There are a lot of reasons why the United States is the only advanced democracy that does not guarantee basic medical services to all its citizens. One reason is that the convoluted construction of the U.S. health-care system has made it hard to fix the dysfunctional elements without threatening to change existing arrangements for people who profit from the status quo, or at least fear change. (That’s why both Presidents Obama and Clinton have tried so hard to convince Americans with health insurance they could keep what they have.)
Another reason is that people without health insurance are politically weak. They lack political organization, and many, reports Alec MacGillis, lack even the awareness that there was this big health-care law that gives them help:
As Robin Layman, a mother of two who has major health troubles but no insurance, arrived at a free clinic here, she had a big personal stake in the Supreme Court's imminent decision on the new national health care law.

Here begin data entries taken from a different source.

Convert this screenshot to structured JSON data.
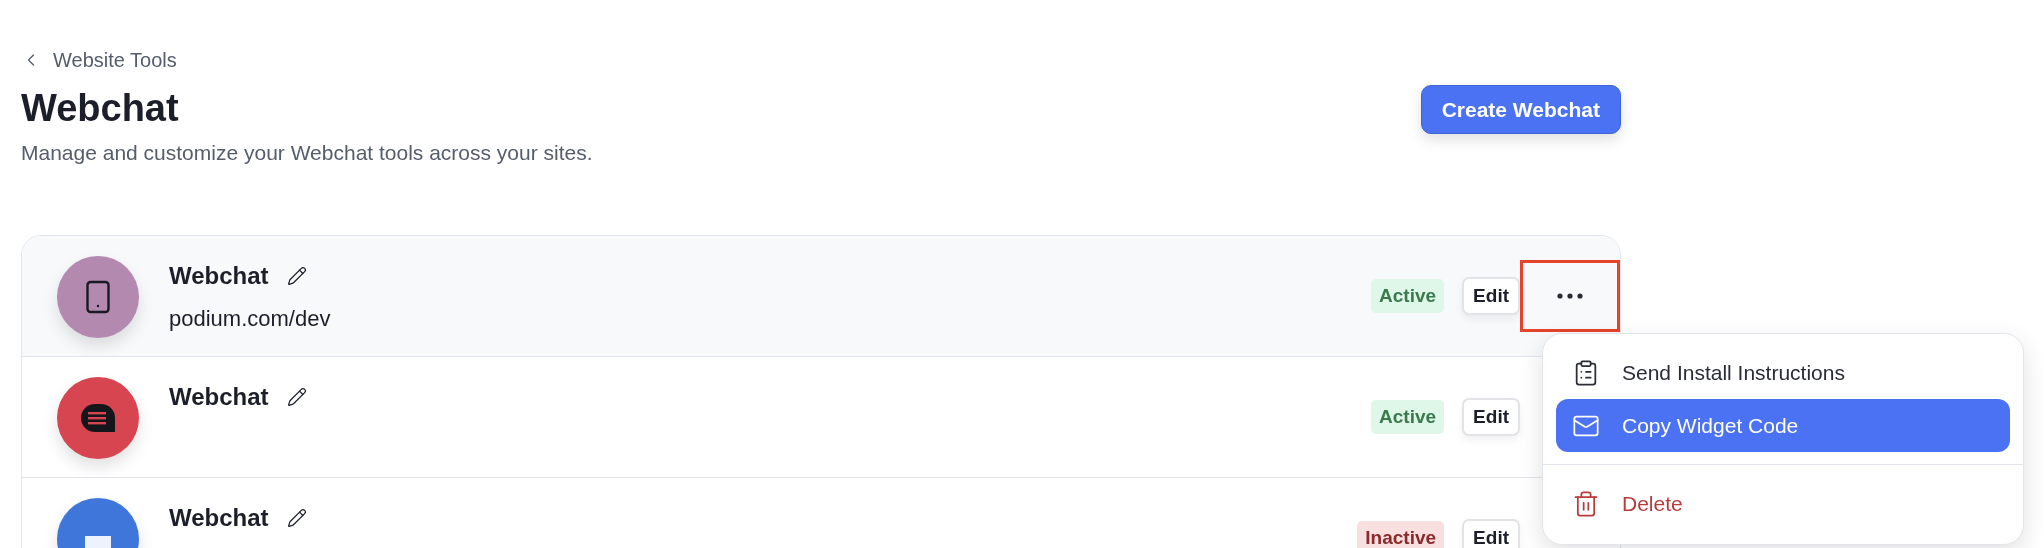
{
  "breadcrumb": {
    "label": "Website Tools"
  },
  "header": {
    "title": "Webchat",
    "subtitle": "Manage and customize your Webchat tools across your sites.",
    "button": "Create Webchat"
  },
  "rows": [
    {
      "name": "Webchat",
      "url": "podium.com/dev",
      "color": "#b389b0",
      "kind": "phone",
      "status": {
        "label": "Active",
        "kind": "active"
      },
      "edit": "Edit",
      "menu_open": true,
      "highlighted": true
    },
    {
      "name": "Webchat",
      "color": "#d64550",
      "kind": "chat",
      "status": {
        "label": "Active",
        "kind": "active"
      },
      "edit": "Edit",
      "menu_open": false,
      "highlighted": false
    },
    {
      "name": "Webchat",
      "color": "#3f76d9",
      "kind": "flag",
      "status": {
        "label": "Inactive",
        "kind": "inactive"
      },
      "edit": "Edit",
      "menu_open": false,
      "highlighted": false
    }
  ],
  "menu": {
    "items": [
      {
        "label": "Send Install Instructions",
        "kind": "clipboard",
        "selected": false
      },
      {
        "label": "Copy Widget Code",
        "kind": "mail",
        "selected": true
      },
      {
        "label": "Delete",
        "kind": "delete",
        "selected": false
      }
    ]
  }
}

Not that she realized that. "What new law?" she said. "I've not heard anything about that."
The circumstances of MacGillis’s story itself tell you something else about the weakness of the uninsured: Their cause is slightly disreputable. MacGillis straightforwardly and without advocacy examines up-close the conditions of the uninsured and their level of awareness, or lack thereof, of the Affordable Care Act. MacGillis reported the story for Kaiser Health News, and offered it to the Washington Post, which planned to run it on its front page but decided against it.
It is certainly true that a story examining the plight of the uninsured, and one that notes that they would stand to gain from a law subsidizing their health insurance, would tend to make readers think more favorably of such a law. But that is not the sort of objection a newspaper normally considers fatal. It all depends on whose plight we’re talking about. The complaints of business leaders who want more favorable regulatory and fiscal policies have received blanket coverage. Even when such complaints have a strong partisan tilt, beliefs like “we need less regulation” or “we must focus on reducing the deficit” carry a presumption of public-spiritedness.
The uninsured are in such bad political shape that even describing their physical suffering in a political context is considered dangerously partisan. That’s about as screwed as you can get.